In Which the Butcher’s Car about Killed Me

As you recall, our neighbors’ were recently broken into. So, I’m sitting there on the couch last  night when I hear what sounds like a short series of whistles by the front door. “Twee-twee-twee-twee” and then the same thing over by the dining room window. The dog is freaking the fuck out. I am freaking the fuck out.

I call the Butcher. “Where are you?”

“I just got home.”

“Someone’s here. I mean, in the fucking front yard. I heard them whistling.”

The Butcher bursts into the house. He grabs a large object with which to beat someone. I tell him about the whistling. “Twee-twee-twee-twee.”

He slumps a little in relief and starts to laugh.

“Yeah, that was my car. When it’s cold it squeaks like that.”

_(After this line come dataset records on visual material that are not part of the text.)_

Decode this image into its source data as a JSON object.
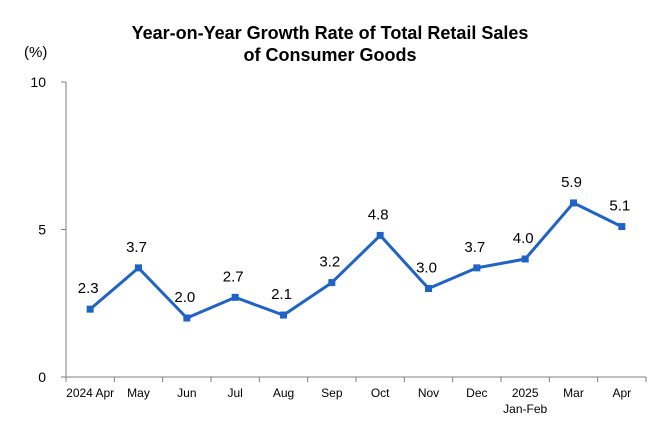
{
  "chart_data": {
    "type": "line",
    "title_line1": "Year-on-Year Growth Rate of Total Retail Sales",
    "title_line2": "of Consumer Goods",
    "unit_label": "(%)",
    "ylim": [
      0,
      10
    ],
    "yticks": [
      "0",
      "5",
      "10"
    ],
    "categories": [
      [
        "2024 Apr"
      ],
      [
        "May"
      ],
      [
        "Jun"
      ],
      [
        "Jul"
      ],
      [
        "Aug"
      ],
      [
        "Sep"
      ],
      [
        "Oct"
      ],
      [
        "Nov"
      ],
      [
        "Dec"
      ],
      [
        "2025",
        "Jan-Feb"
      ],
      [
        "Mar"
      ],
      [
        "Apr"
      ]
    ],
    "values": [
      2.3,
      3.7,
      2.0,
      2.7,
      2.1,
      3.2,
      4.8,
      3.0,
      3.7,
      4.0,
      5.9,
      5.1
    ],
    "value_labels": [
      "2.3",
      "3.7",
      "2.0",
      "2.7",
      "2.1",
      "3.2",
      "4.8",
      "3.0",
      "3.7",
      "4.0",
      "5.9",
      "5.1"
    ],
    "line_color": "#1f63c6",
    "axis_color": "#7f7f7f",
    "grid": false,
    "legend": "none"
  }
}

Shoot, it still took a good ten minutes for the adrenaline rush to wear off.

False Witness

I’m talking about Nathan Bedford Forrest over at Pith this morning. And I’m thinking about this post I read yesterday or the day before but can’t now find about bearing false witness. In the post was this discussion about how the perniciousness of bearing false witness lies not only in the lie and the harm it can do immediately to the person you’re lying about, but the long-term damage it does to a whole community, in part, because the bearer often acts so long like what he or she has said is true that he or she comes to believe it.

So, it’s like a double-whammy. You have all of the problems of lying and the evil perpetrated against the person being lied about, but you also have the rot it does to the community to have within it members who have had to commit to a false reality, to a version of events that they know is not true.

In some ways, I’ll say that this is the thing I find most baffling about the Civil War discussions down here. The historical documents are widely available. People’s own accounts of why they did things are or why they thought things were happening to them are easy to find.

And yet, at some point, people became committed to this idea that the war wasn’t about what everyone said it was about, but about something else. Not slavery, but states’ rights. And it seems like they became committed to believing it, not because it was true, but in fact because they could not come to terms with what it would mean that they had been lied to, that someone consciously made the decision to say “we will move from the truth and commit to this lie until everyone believes it.”

But that is a pretty hard thing to come to terms with.